For a while, this action of buildings rubbing against buildings, ships crashing against ships and the ground literally splitting in two, keeps you involved and distracted enough to make the predictable, by-the-numbers drama bearable and even unnoticeable. But there's only so much pleasure you can get from watching mass destruction and unknowing and unknown people falling off of cliffs and roofs, while a family of cardboard characters has their happy reunion.


You can't expect us to find hope and optimism in the fact that a family we never really come to care about was reunited and all is well with THEM, while thousands of faceless people lose their lives to a senseless act of nature much akin to the recent devastating Nepal tragedy. The fact remains that the whole of San Francisco and its surrounding areas were completely uprooted in the matter of hours, something from which there's no coming back, something from which Peyton and writer Carlton Cuse have no comeback.

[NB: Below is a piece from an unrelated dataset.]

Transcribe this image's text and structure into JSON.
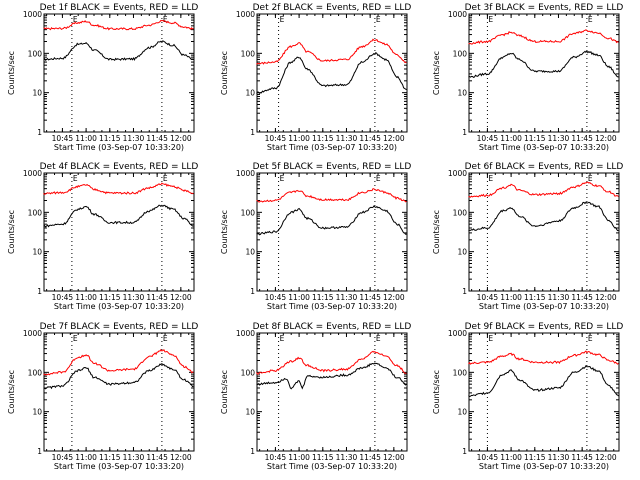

What doesn't help the film's human side is the fact that an otherwise overtly charming Dwayne Johnson gets saddled with a part that requires him to grumble and mumble through his scenes. Apart from a couple of instances, there's no trademark wit-despite-seriousness on display from Johnson. His wife Emma, played by Carla Gugino, is also sadly a one-note squeal-queen sort of a character that never grows on you.


Contrary to Johnson, Alexandra Daddario is her own infectiously charming self as Ray's daughter Blake, who is sadly accompanied everywhere by two brothers whose motivations I'm still not completely clear on, except for the older brother's crush on Blake. Ioan Gruffudd, in a very small role, actually plays the most complex and layered character throughout the film. Kylie Minogue's character was so unimportant, she steps off the roof of a building without us even noticing. Paul Giamatti and Archie Panjabi are reasonably effective in their mostly shared scenes.


San Andreas is a rather faithful disaster-actioner that's almost always gorgeous to look at and occasionally thrilling in its building porn, but is let down by its cardboard characters and some uninspired writing. It's hard for me to even write it, but the truth is that with the current state of its characters and their interpersonal relationships, a more mechanical San Andreas might have been a better San Andreas than the present, more human one.